In my original test, the result was 112 seconds in all 5.0 preview versions, but in the final version it was over 300 seconds. I'm afraid there was something else changed that we still haven't covered here.
What test?
I mean https://github.com/PowerShell/PowerShell/issues/14087#issuecomment-728748420 - the same test on all preview versions ~112sec, on GA ~307sec.
Does PowerShell execute the regex exactly as provided, or does it prepend anything to it, like .* ?
I don't see in PowerShell code any modifications of input regex string for replace operator.
In that case I don't know why there would be any difference btw previews and release. If you can come up with a repro for a different regression from 3.1, please open a new issue. Thanks.
@stephentoub When can we get # 44833? Will it be in 6.0 Preview1? After that we could re-run the test in PowerShell and feedback if needed.
@iSazonov, it's already merged into master, so any 6.0 preview would have it; it should also be in nightly builds starting today if you wanted to try running with one of those. And https://github.com/dotnet/runtime/pull/44837 is for possibly getting it into 5.0.x servicing.
Returning to my original comment -- if this pattern of heavily chained replacements is a Powershell idiom, I could imagine Powershell could recognize it and use some API optimized for this purpose (to avoid intermediates). Perhaps that would look like part of https://github.com/dotnet/runtime/issues/23602 which we already discussed.

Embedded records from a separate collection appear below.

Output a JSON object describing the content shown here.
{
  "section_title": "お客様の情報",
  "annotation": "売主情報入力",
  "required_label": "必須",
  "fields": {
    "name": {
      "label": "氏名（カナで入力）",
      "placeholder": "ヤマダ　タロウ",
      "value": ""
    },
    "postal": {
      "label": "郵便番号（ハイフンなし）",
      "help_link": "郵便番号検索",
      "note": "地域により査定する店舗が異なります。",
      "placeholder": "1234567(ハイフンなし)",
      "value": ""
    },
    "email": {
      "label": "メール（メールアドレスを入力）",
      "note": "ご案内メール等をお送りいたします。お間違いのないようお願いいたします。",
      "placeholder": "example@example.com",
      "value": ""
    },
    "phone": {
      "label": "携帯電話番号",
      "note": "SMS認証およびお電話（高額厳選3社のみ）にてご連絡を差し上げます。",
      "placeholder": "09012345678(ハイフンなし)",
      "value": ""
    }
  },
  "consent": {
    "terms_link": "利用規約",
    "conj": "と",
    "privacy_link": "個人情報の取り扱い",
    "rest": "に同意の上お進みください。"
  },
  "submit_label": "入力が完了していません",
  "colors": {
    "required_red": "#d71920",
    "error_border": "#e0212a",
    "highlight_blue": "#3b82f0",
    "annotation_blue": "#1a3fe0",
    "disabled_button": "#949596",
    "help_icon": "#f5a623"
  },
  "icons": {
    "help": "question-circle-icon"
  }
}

@danmosemsft Most PowerShell users are not experienced developers (not even PowerShell) and can create the most incredible constructs. Of course, a chain of 54 substitution operators is not a typical case, but from my experience I would say that such chains are used - this is one of the simple and pleasant features of PowerShell. If we think that this is how users process modern logs, which are tens of gigabytes in size, then performance is undoubtedly important. If there will be a new API that allows chaining, then PowerShell will not be able to immediately benefit from it - we will need to either improve the PowerShell engine or the operator itself. Also we could think about search a string by one pattern and then replace in the result string by another pattern.

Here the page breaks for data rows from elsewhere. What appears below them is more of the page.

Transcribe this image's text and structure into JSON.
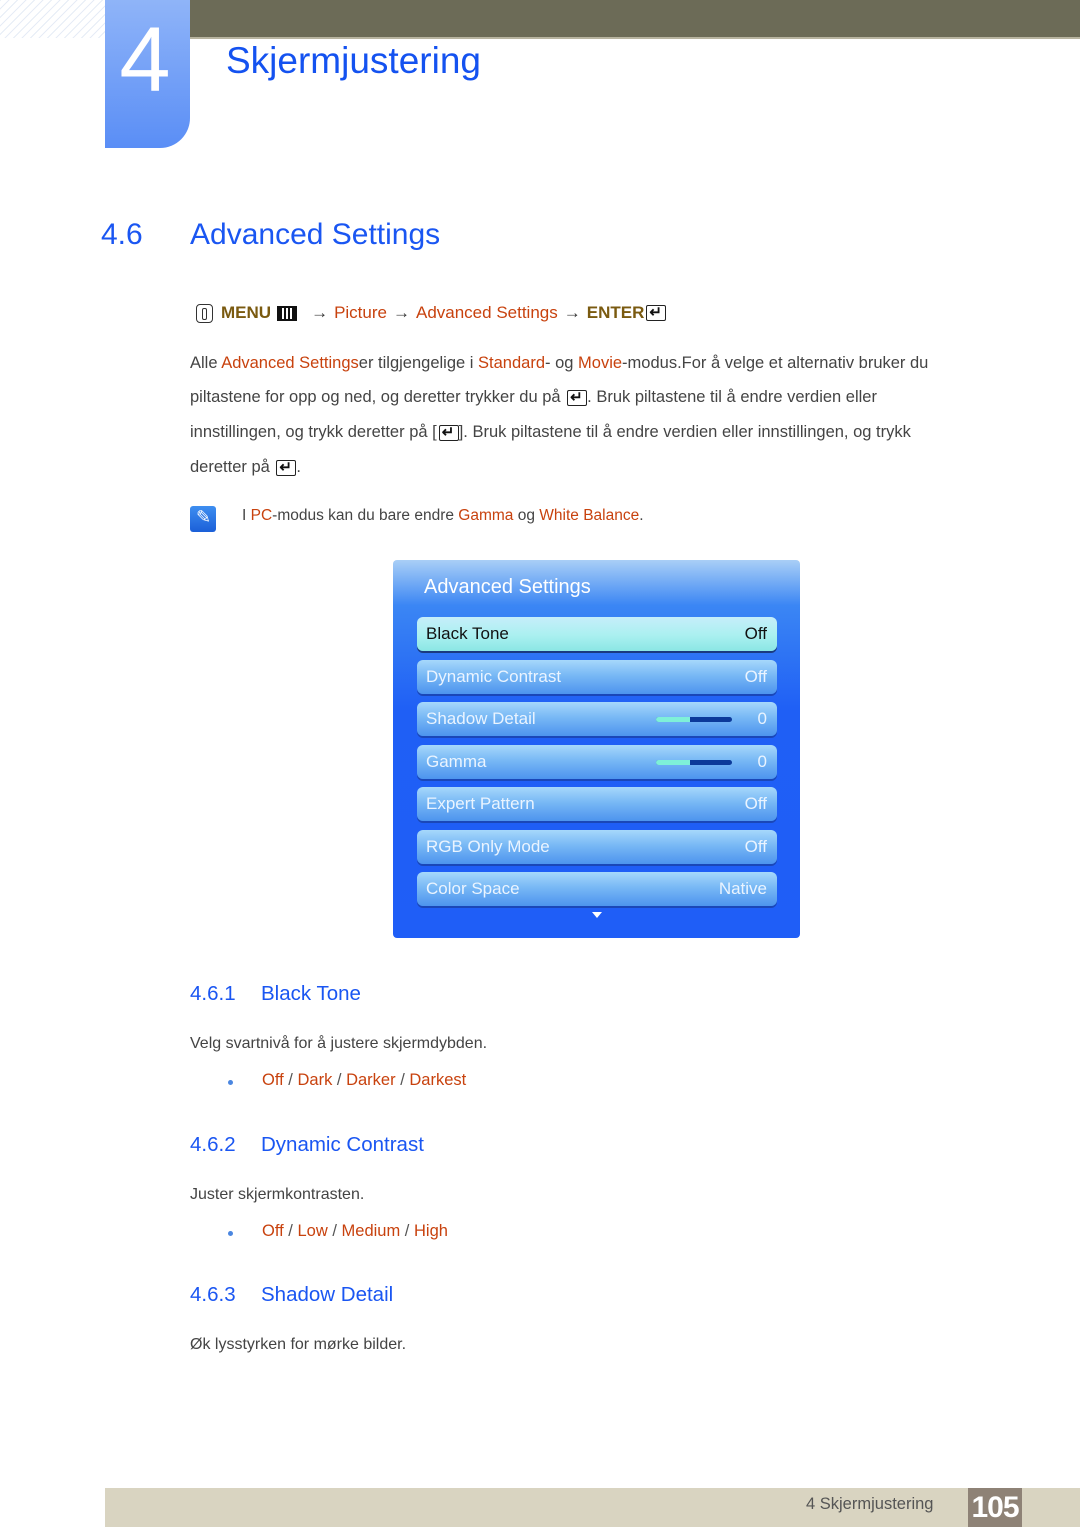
{
  "header": {
    "chapter_number": "4",
    "chapter_title": "Skjermjustering"
  },
  "section": {
    "number": "4.6",
    "title": "Advanced Settings"
  },
  "menu_path": {
    "menu_label": "MENU",
    "arrow": "→",
    "items": [
      "Picture",
      "Advanced Settings"
    ],
    "enter_label": "ENTER",
    "icons": [
      "hand-remote-icon",
      "menu-icon",
      "enter-icon"
    ]
  },
  "intro": {
    "line1": {
      "t1": "Alle ",
      "h1": "Advanced Settings",
      "t2": "er tilgjengelige i ",
      "h2": "Standard",
      "t3": "- og ",
      "h3": "Movie",
      "t4": "-modus.For å velge et alternativ bruker du"
    },
    "line2": {
      "t1": "piltastene for opp og ned, og deretter trykker du på ",
      "t2": ". Bruk piltastene til å endre verdien eller"
    },
    "line3": {
      "t1": "innstillingen, og trykk deretter på [",
      "t2": "]. Bruk piltastene til å endre verdien eller innstillingen, og trykk"
    },
    "line4": {
      "t1": "deretter på ",
      "t2": "."
    }
  },
  "note": {
    "icon": "note-pencil-icon",
    "t1": "I ",
    "h1": "PC",
    "t2": "-modus kan du bare endre ",
    "h2": "Gamma",
    "t3": " og ",
    "h3": "White Balance",
    "t4": "."
  },
  "osd": {
    "title": "Advanced Settings",
    "items": [
      {
        "label": "Black Tone",
        "value": "Off",
        "selected": true
      },
      {
        "label": "Dynamic Contrast",
        "value": "Off"
      },
      {
        "label": "Shadow Detail",
        "value": "0",
        "slider_fraction": 0.45
      },
      {
        "label": "Gamma",
        "value": "0",
        "slider_fraction": 0.45
      },
      {
        "label": "Expert Pattern",
        "value": "Off"
      },
      {
        "label": "RGB Only Mode",
        "value": "Off"
      },
      {
        "label": "Color Space",
        "value": "Native"
      }
    ],
    "more_indicator": "chevron-down-icon"
  },
  "subsections": [
    {
      "number": "4.6.1",
      "title": "Black Tone",
      "description": "Velg svartnivå for å justere skjermdybden.",
      "options": [
        "Off",
        "Dark",
        "Darker",
        "Darkest"
      ]
    },
    {
      "number": "4.6.2",
      "title": "Dynamic Contrast",
      "description": "Juster skjermkontrasten.",
      "options": [
        "Off",
        "Low",
        "Medium",
        "High"
      ]
    },
    {
      "number": "4.6.3",
      "title": "Shadow Detail",
      "description": "Øk lysstyrken for mørke bilder."
    }
  ],
  "footer": {
    "chapter_label": "4 Skjermjustering",
    "page_number": "105"
  },
  "colors": {
    "heading_blue": "#1a56f2",
    "highlight_orange": "#c8420e",
    "menu_gold": "#7a5a10",
    "top_bar": "#6c6b57",
    "footer_bar": "#d9d4c1",
    "page_box": "#8e8276",
    "osd_blue": "#1f5ef7"
  }
}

I'd speculate that Regex in common is too complex for end users and most of Regex pattern PowerShell users create is very, very simple. If we look the 54 patterns they all is simple. I guess .Net team could use the fact to create allocationless Regex optimizations.
I guess .Net team could use the fact to create allocationless Regex optimizations.

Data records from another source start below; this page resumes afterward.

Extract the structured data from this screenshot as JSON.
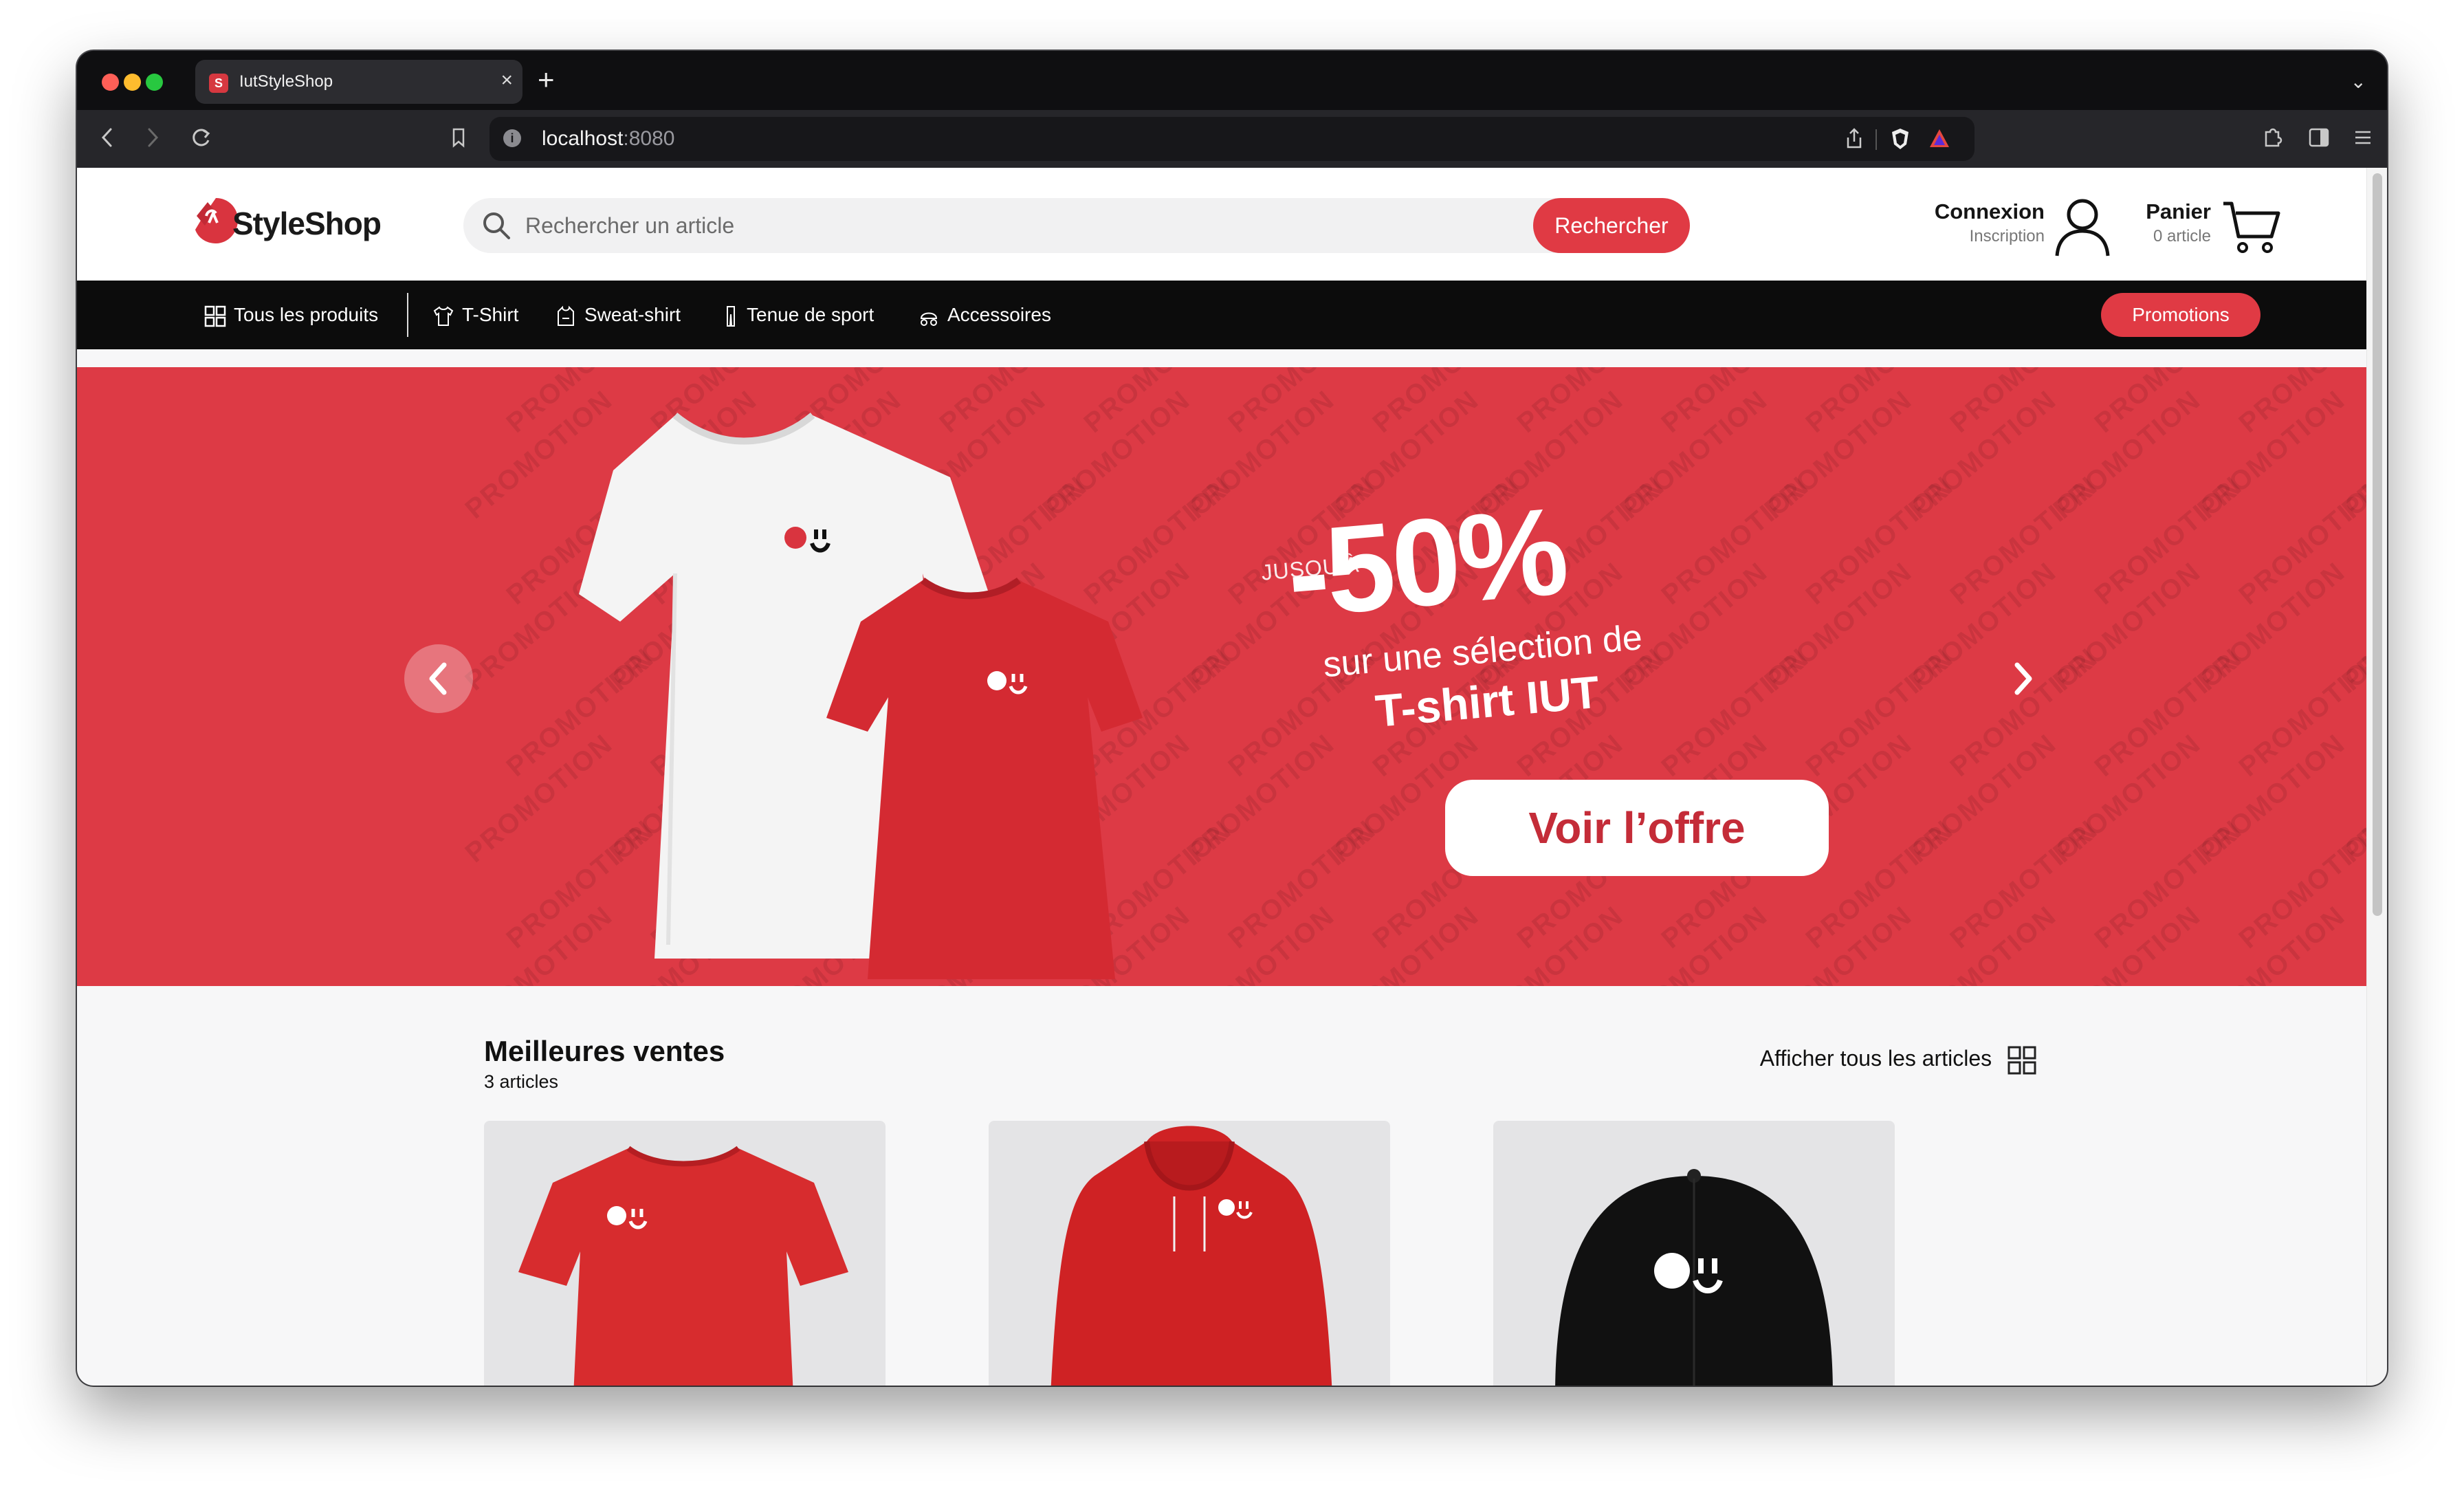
{
  "browser": {
    "tab_title": "IutStyleShop",
    "url_host": "localhost",
    "url_port": ":8080"
  },
  "site": {
    "brand": "StyleShop",
    "search": {
      "placeholder": "Rechercher un article",
      "button": "Rechercher"
    },
    "account": {
      "title": "Connexion",
      "subtitle": "Inscription"
    },
    "cart": {
      "title": "Panier",
      "count_label": "0 article"
    }
  },
  "nav": {
    "items": [
      {
        "label": "Tous les produits",
        "icon": "grid-icon"
      },
      {
        "label": "T-Shirt",
        "icon": "tshirt-icon"
      },
      {
        "label": "Sweat-shirt",
        "icon": "sweatshirt-icon"
      },
      {
        "label": "Tenue de sport",
        "icon": "sportswear-icon"
      },
      {
        "label": "Accessoires",
        "icon": "accessories-icon"
      }
    ],
    "promo_button": "Promotions"
  },
  "banner": {
    "prefix": "JUSQU'À",
    "discount": "-50%",
    "line1": "sur une sélection de",
    "line2": "T-shirt IUT",
    "cta": "Voir l’offre",
    "watermark": "PROMOTION",
    "bg_color": "#dd3a45"
  },
  "best_sellers": {
    "title": "Meilleures ventes",
    "count": "3 articles",
    "view_all": "Afficher tous les articles",
    "products": [
      {
        "kind": "tshirt",
        "color": "#d72c2e"
      },
      {
        "kind": "hoodie",
        "color": "#cf2224"
      },
      {
        "kind": "cap",
        "color": "#111111"
      }
    ]
  },
  "accent_color": "#e03a44"
}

The allocation here is the string returned from Regex.Replace; if anything is replaced, it has to return a new string (it returns the original string if nothing is replaced).
I guess .Net team could use the fact to create allocationless Regex optimizations.
The allocation here is the string returned from Regex.Replace; if anything is replaced, it has to return a new string (it returns the original string if nothing is replaced).
My note was for chained scenario.
I can confirm the fix works. (I don't compile PowerShell with nightly .Net 6.0 build and only copy-paste the dlls - after that the original script works as fast as with .Net 5.0.)
Description
In PowerShell repository we get a report that an user script works significant slower on PowerShell 7.1 (based on .Net 5.0) vs PowerShell 7.0 (based on .Net 3.1).
After some investigations we see the script makes many calls of Regex.Replace(string, string) method and chokes GC with ReadOnlyMemory.
Please see https://github.com/PowerShell/PowerShell/issues/14087 for details. PerfView files are attached there.
Regression?
Yes, it is regression in .Net 5.0 from .Net 3.1.